Pesquisadores do Instituto Pasteur e Inserm descobriram que quando as mães ratos consomem emulsificantes dietéticos, isso pode afetar negativamente a microbiota intestinal de seus descendentes. Estas alterações precoces nas bactérias intestinais estão associadas a um maior risco de doença inflamatória intestinal crónica e obesidade mais tarde na vida. As descobertas indicam potenciais efeitos para a saúde que abrangem gerações e destacam a necessidade de estudos em humanos, particularmente para compreender como a exposição a emulsionantes numa idade precoce pode afectar a saúde a longo prazo. O estudo foi publicado em Comunicações da natureza.
Emulsionantes são aditivos amplamente utilizados em alimentos processados para melhorar a textura e prolongar a vida útil. Eles são frequentemente encontrados em alimentos como laticínios, assados, sorvetes e algumas fórmulas em pó para bebês. Apesar da sua utilização generalizada, os cientistas ainda sabem relativamente pouco sobre como estas substâncias afetam a saúde humana, especialmente os seus efeitos na microbiota intestinal.

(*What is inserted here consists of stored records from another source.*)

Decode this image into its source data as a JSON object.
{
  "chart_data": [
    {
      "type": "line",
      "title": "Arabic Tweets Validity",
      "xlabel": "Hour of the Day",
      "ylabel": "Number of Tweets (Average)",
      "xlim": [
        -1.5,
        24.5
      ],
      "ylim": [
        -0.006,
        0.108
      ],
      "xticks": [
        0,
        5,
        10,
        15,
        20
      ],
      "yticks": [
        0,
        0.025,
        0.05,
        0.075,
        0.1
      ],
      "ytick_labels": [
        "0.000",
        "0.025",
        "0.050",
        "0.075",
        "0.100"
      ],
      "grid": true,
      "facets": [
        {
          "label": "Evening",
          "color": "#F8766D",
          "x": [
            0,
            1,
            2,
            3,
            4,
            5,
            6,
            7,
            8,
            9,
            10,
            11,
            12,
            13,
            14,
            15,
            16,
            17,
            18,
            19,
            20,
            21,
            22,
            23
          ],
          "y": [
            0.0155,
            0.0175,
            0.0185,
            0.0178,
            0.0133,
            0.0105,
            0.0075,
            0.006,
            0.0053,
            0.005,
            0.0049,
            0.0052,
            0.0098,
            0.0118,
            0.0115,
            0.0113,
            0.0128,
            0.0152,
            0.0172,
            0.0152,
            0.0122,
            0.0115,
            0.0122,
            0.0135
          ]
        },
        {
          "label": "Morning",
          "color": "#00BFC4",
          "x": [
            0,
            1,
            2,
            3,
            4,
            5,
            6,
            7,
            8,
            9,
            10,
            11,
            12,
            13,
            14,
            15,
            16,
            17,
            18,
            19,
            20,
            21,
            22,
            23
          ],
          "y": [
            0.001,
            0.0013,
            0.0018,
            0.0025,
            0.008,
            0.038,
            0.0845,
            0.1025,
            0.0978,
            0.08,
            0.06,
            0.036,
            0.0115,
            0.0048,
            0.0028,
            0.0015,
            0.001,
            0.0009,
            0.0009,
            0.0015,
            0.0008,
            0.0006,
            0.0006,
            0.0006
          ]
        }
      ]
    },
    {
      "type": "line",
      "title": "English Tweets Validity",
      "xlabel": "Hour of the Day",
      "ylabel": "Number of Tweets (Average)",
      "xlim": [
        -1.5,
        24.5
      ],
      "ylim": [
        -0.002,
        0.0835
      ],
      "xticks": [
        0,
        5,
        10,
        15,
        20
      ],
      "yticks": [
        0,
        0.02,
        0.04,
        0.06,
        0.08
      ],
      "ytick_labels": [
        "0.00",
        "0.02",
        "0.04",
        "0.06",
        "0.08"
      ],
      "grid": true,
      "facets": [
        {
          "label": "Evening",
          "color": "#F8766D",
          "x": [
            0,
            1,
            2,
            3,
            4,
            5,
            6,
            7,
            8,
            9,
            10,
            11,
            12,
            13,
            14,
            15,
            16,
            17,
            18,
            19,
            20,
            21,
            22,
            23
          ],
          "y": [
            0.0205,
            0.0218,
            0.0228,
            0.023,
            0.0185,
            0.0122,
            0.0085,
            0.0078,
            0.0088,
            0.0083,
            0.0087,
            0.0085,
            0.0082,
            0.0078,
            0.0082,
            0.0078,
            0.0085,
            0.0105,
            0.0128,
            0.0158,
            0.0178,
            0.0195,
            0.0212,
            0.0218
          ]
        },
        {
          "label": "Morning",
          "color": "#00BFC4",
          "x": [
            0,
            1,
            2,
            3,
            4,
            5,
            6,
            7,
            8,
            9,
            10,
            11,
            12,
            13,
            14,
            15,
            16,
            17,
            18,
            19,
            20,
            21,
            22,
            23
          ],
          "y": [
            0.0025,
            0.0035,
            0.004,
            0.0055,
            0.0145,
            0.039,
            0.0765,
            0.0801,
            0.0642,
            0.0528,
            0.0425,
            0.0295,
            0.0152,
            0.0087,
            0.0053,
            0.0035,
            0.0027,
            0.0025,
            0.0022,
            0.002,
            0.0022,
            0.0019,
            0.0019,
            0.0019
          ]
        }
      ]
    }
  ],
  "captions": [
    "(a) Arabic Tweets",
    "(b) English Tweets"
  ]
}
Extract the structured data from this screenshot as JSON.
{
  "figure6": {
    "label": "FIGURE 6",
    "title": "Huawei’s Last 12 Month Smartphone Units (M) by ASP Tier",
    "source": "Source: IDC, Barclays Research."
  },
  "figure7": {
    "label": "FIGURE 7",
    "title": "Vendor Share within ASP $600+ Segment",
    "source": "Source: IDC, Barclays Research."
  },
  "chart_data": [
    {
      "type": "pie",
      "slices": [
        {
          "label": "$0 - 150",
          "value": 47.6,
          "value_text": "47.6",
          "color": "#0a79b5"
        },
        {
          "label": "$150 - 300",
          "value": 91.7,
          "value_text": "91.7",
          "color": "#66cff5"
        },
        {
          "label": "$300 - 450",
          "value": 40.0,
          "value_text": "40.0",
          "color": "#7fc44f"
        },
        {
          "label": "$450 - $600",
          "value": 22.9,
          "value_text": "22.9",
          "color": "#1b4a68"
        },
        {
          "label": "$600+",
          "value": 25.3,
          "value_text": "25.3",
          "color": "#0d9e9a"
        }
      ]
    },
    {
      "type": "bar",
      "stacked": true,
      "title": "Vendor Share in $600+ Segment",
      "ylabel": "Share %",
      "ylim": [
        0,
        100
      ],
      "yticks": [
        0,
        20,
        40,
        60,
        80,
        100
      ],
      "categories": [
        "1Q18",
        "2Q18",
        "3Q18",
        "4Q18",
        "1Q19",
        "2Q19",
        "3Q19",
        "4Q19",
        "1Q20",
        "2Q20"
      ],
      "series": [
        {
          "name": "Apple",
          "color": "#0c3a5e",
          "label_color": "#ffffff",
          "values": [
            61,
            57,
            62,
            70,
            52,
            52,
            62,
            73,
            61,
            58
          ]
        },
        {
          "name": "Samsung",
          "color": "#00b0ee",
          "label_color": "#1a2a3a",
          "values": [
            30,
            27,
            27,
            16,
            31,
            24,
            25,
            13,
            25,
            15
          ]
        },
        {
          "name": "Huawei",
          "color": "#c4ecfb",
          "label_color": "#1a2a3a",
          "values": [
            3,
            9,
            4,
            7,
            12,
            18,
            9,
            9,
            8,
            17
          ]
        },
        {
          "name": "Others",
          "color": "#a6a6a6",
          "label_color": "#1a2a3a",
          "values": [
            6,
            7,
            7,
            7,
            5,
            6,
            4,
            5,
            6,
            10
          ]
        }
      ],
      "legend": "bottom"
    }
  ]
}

Como a pesquisa foi conduzida
O estudo foi liderado por Benoît Chassin, diretor de pesquisa do Inserm e chefe do Laboratório de Interações Microbioma-Hospedeiro (uma unidade do Inserm do Instituto Pasteur). No estudo, camundongos fêmeas receberam dois emulsificantes comumente usados, carboximetilcelulose (E466) e polissorbato 80 (E433), começando dez semanas antes da gravidez e continuando durante a gravidez e a lactação. Os investigadores estudaram então a microbiota intestinal dos descendentes, que nunca tinham consumido diretamente estes emulsionantes.
Os resultados mostraram que os ratos jovens apresentaram alterações marcantes nas bactérias intestinais durante as primeiras semanas de vida. Este período é particularmente importante porque as mães transmitem naturalmente parte da sua microbiota aos filhos através do contacto próximo.

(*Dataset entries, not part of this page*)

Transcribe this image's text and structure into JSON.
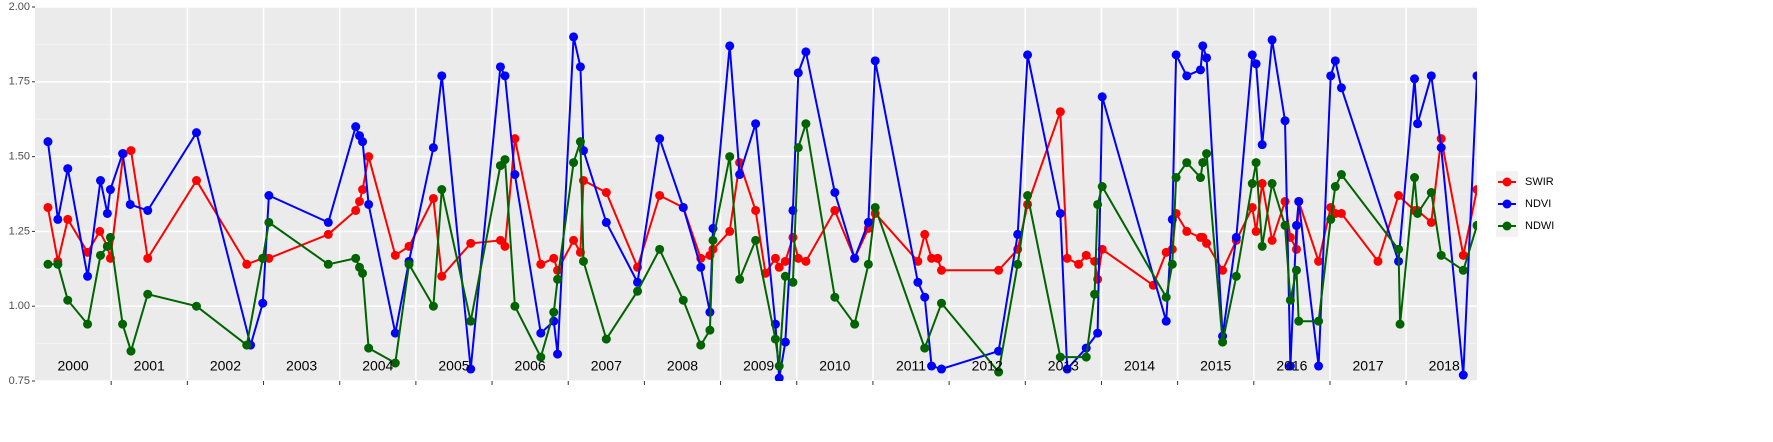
{
  "chart_data": {
    "type": "line",
    "xlim": [
      2000,
      2018.93
    ],
    "xticks": [
      2001,
      2002,
      2003,
      2004,
      2005,
      2006,
      2007,
      2008,
      2009,
      2010,
      2011,
      2012,
      2013,
      2014,
      2015,
      2016,
      2017,
      2018
    ],
    "year_labels": [
      "2000",
      "2001",
      "2002",
      "2003",
      "2004",
      "2005",
      "2006",
      "2007",
      "2008",
      "2009",
      "2010",
      "2011",
      "2012",
      "2013",
      "2014",
      "2015",
      "2016",
      "2017",
      "2018"
    ],
    "ylim": [
      0.75,
      2.0
    ],
    "yticks": [
      {
        "value": 0.75,
        "label": "0.75"
      },
      {
        "value": 1.0,
        "label": "1.00"
      },
      1.25,
      {
        "value": 1.5,
        "label": "1.50"
      },
      1.75,
      {
        "value": 2.0,
        "label": "2.00"
      }
    ],
    "grid": true,
    "legend": "right",
    "series": [
      {
        "name": "SWIR",
        "color": "#ff0000",
        "x": [
          2000.17,
          2000.3,
          2000.43,
          2000.69,
          2000.85,
          2000.95,
          2000.99,
          2001.16,
          2001.26,
          2001.48,
          2002.12,
          2002.78,
          2002.99,
          2003.07,
          2003.85,
          2004.21,
          2004.26,
          2004.3,
          2004.38,
          2004.73,
          2004.91,
          2005.23,
          2005.34,
          2005.72,
          2006.11,
          2006.17,
          2006.3,
          2006.64,
          2006.81,
          2006.86,
          2007.07,
          2007.16,
          2007.2,
          2007.5,
          2007.91,
          2008.2,
          2008.51,
          2008.74,
          2008.86,
          2008.9,
          2009.12,
          2009.25,
          2009.46,
          2009.59,
          2009.72,
          2009.77,
          2009.85,
          2009.95,
          2010.02,
          2010.12,
          2010.5,
          2010.76,
          2010.94,
          2011.03,
          2011.59,
          2011.68,
          2011.77,
          2011.85,
          2011.9,
          2012.65,
          2012.9,
          2013.03,
          2013.46,
          2013.55,
          2013.7,
          2013.8,
          2013.91,
          2013.95,
          2014.01,
          2014.68,
          2014.85,
          2014.93,
          2014.98,
          2015.12,
          2015.3,
          2015.33,
          2015.38,
          2015.59,
          2015.77,
          2015.98,
          2016.03,
          2016.11,
          2016.24,
          2016.41,
          2016.48,
          2016.56,
          2016.59,
          2016.85,
          2017.01,
          2017.07,
          2017.15,
          2017.63,
          2017.9,
          2018.11,
          2018.15,
          2018.33,
          2018.46,
          2018.75,
          2018.93
        ],
        "values": [
          1.33,
          1.15,
          1.29,
          1.18,
          1.25,
          1.2,
          1.16,
          1.51,
          1.52,
          1.16,
          1.42,
          1.14,
          1.16,
          1.16,
          1.24,
          1.32,
          1.35,
          1.39,
          1.5,
          1.17,
          1.2,
          1.36,
          1.1,
          1.21,
          1.22,
          1.2,
          1.56,
          1.14,
          1.16,
          1.12,
          1.22,
          1.18,
          1.42,
          1.38,
          1.13,
          1.37,
          1.33,
          1.16,
          1.17,
          1.19,
          1.25,
          1.48,
          1.32,
          1.11,
          1.16,
          1.13,
          1.15,
          1.23,
          1.16,
          1.15,
          1.32,
          1.16,
          1.26,
          1.31,
          1.15,
          1.24,
          1.16,
          1.16,
          1.12,
          1.12,
          1.19,
          1.34,
          1.65,
          1.16,
          1.14,
          1.17,
          1.15,
          1.09,
          1.19,
          1.07,
          1.18,
          1.19,
          1.31,
          1.25,
          1.23,
          1.23,
          1.21,
          1.12,
          1.22,
          1.33,
          1.25,
          1.41,
          1.22,
          1.35,
          1.23,
          1.19,
          1.35,
          1.15,
          1.33,
          1.31,
          1.31,
          1.15,
          1.37,
          1.32,
          1.32,
          1.28,
          1.56,
          1.17,
          1.39
        ]
      },
      {
        "name": "NDVI",
        "color": "#0000ff",
        "x": [
          2000.17,
          2000.3,
          2000.43,
          2000.69,
          2000.86,
          2000.95,
          2000.99,
          2001.15,
          2001.25,
          2001.48,
          2002.12,
          2002.83,
          2002.99,
          2003.07,
          2003.85,
          2004.21,
          2004.26,
          2004.3,
          2004.38,
          2004.73,
          2004.91,
          2005.23,
          2005.34,
          2005.72,
          2006.11,
          2006.17,
          2006.3,
          2006.64,
          2006.81,
          2006.86,
          2007.07,
          2007.16,
          2007.2,
          2007.5,
          2007.91,
          2008.2,
          2008.51,
          2008.74,
          2008.86,
          2008.9,
          2009.12,
          2009.25,
          2009.46,
          2009.72,
          2009.77,
          2009.85,
          2009.95,
          2010.02,
          2010.12,
          2010.5,
          2010.76,
          2010.94,
          2011.03,
          2011.59,
          2011.68,
          2011.77,
          2011.9,
          2012.65,
          2012.9,
          2013.03,
          2013.46,
          2013.55,
          2013.8,
          2013.95,
          2014.01,
          2014.85,
          2014.93,
          2014.98,
          2015.12,
          2015.3,
          2015.33,
          2015.38,
          2015.59,
          2015.77,
          2015.98,
          2016.03,
          2016.11,
          2016.24,
          2016.41,
          2016.48,
          2016.56,
          2016.59,
          2016.85,
          2017.01,
          2017.07,
          2017.15,
          2017.9,
          2018.11,
          2018.15,
          2018.33,
          2018.46,
          2018.75,
          2018.93
        ],
        "values": [
          1.55,
          1.29,
          1.46,
          1.1,
          1.42,
          1.31,
          1.39,
          1.51,
          1.34,
          1.32,
          1.58,
          0.87,
          1.01,
          1.37,
          1.28,
          1.6,
          1.57,
          1.55,
          1.34,
          0.91,
          1.15,
          1.53,
          1.77,
          0.79,
          1.8,
          1.77,
          1.44,
          0.91,
          0.95,
          0.84,
          1.9,
          1.8,
          1.52,
          1.28,
          1.08,
          1.56,
          1.33,
          1.13,
          0.98,
          1.26,
          1.87,
          1.44,
          1.61,
          0.94,
          0.76,
          0.88,
          1.32,
          1.78,
          1.85,
          1.38,
          1.16,
          1.28,
          1.82,
          1.08,
          1.03,
          0.8,
          0.79,
          0.85,
          1.24,
          1.84,
          1.31,
          0.79,
          0.86,
          0.91,
          1.7,
          0.95,
          1.29,
          1.84,
          1.77,
          1.79,
          1.87,
          1.83,
          0.9,
          1.23,
          1.84,
          1.81,
          1.54,
          1.89,
          1.62,
          0.8,
          1.27,
          1.35,
          0.8,
          1.77,
          1.82,
          1.73,
          1.15,
          1.76,
          1.61,
          1.77,
          1.53,
          0.77,
          1.77
        ]
      },
      {
        "name": "NDWI",
        "color": "#006400",
        "x": [
          2000.17,
          2000.3,
          2000.43,
          2000.69,
          2000.86,
          2000.95,
          2000.99,
          2001.15,
          2001.26,
          2001.48,
          2002.12,
          2002.78,
          2002.99,
          2003.07,
          2003.85,
          2004.21,
          2004.26,
          2004.3,
          2004.38,
          2004.73,
          2004.91,
          2005.23,
          2005.34,
          2005.72,
          2006.11,
          2006.17,
          2006.3,
          2006.64,
          2006.81,
          2006.86,
          2007.07,
          2007.16,
          2007.2,
          2007.5,
          2007.91,
          2008.2,
          2008.51,
          2008.74,
          2008.86,
          2008.9,
          2009.12,
          2009.25,
          2009.46,
          2009.72,
          2009.77,
          2009.85,
          2009.95,
          2010.02,
          2010.12,
          2010.5,
          2010.76,
          2010.94,
          2011.03,
          2011.68,
          2011.9,
          2012.65,
          2012.9,
          2013.03,
          2013.46,
          2013.8,
          2013.91,
          2013.95,
          2014.01,
          2014.85,
          2014.93,
          2014.98,
          2015.12,
          2015.3,
          2015.33,
          2015.38,
          2015.59,
          2015.77,
          2015.98,
          2016.03,
          2016.11,
          2016.24,
          2016.41,
          2016.48,
          2016.56,
          2016.59,
          2016.85,
          2017.01,
          2017.07,
          2017.15,
          2017.9,
          2017.92,
          2018.11,
          2018.15,
          2018.33,
          2018.46,
          2018.75,
          2018.93
        ],
        "values": [
          1.14,
          1.14,
          1.02,
          0.94,
          1.17,
          1.2,
          1.23,
          0.94,
          0.85,
          1.04,
          1.0,
          0.87,
          1.16,
          1.28,
          1.14,
          1.16,
          1.13,
          1.11,
          0.86,
          0.81,
          1.14,
          1.0,
          1.39,
          0.95,
          1.47,
          1.49,
          1.0,
          0.83,
          0.98,
          1.09,
          1.48,
          1.55,
          1.15,
          0.89,
          1.05,
          1.19,
          1.02,
          0.87,
          0.92,
          1.22,
          1.5,
          1.09,
          1.22,
          0.89,
          0.8,
          1.1,
          1.08,
          1.53,
          1.61,
          1.03,
          0.94,
          1.14,
          1.33,
          0.86,
          1.01,
          0.78,
          1.14,
          1.37,
          0.83,
          0.83,
          1.04,
          1.34,
          1.4,
          1.03,
          1.14,
          1.43,
          1.48,
          1.43,
          1.48,
          1.51,
          0.88,
          1.1,
          1.41,
          1.48,
          1.2,
          1.41,
          1.27,
          1.02,
          1.12,
          0.95,
          0.95,
          1.29,
          1.4,
          1.44,
          1.19,
          0.94,
          1.43,
          1.31,
          1.38,
          1.17,
          1.12,
          1.27
        ]
      }
    ]
  }
}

Conexão interrompida entre os intestinos e o sistema imunológico
A microbiota alterada incluía níveis mais elevados de bactérias flagelares, que são conhecidas por ativar o sistema imunológico e promover a inflamação. Os pesquisadores também notaram que mais bactérias entraram em contato próximo com o revestimento intestinal. Esse processo, descrito como “invasão” bacteriana, fez com que alguns tratos intestinais fechassem mais cedo do que o normal. Estas vias normalmente permitem que pequenos fragmentos bacterianos atravessem a mucosa intestinal para que o sistema imunológico possa reconhecê-los e aprender a tolerar a microbiota do próprio corpo.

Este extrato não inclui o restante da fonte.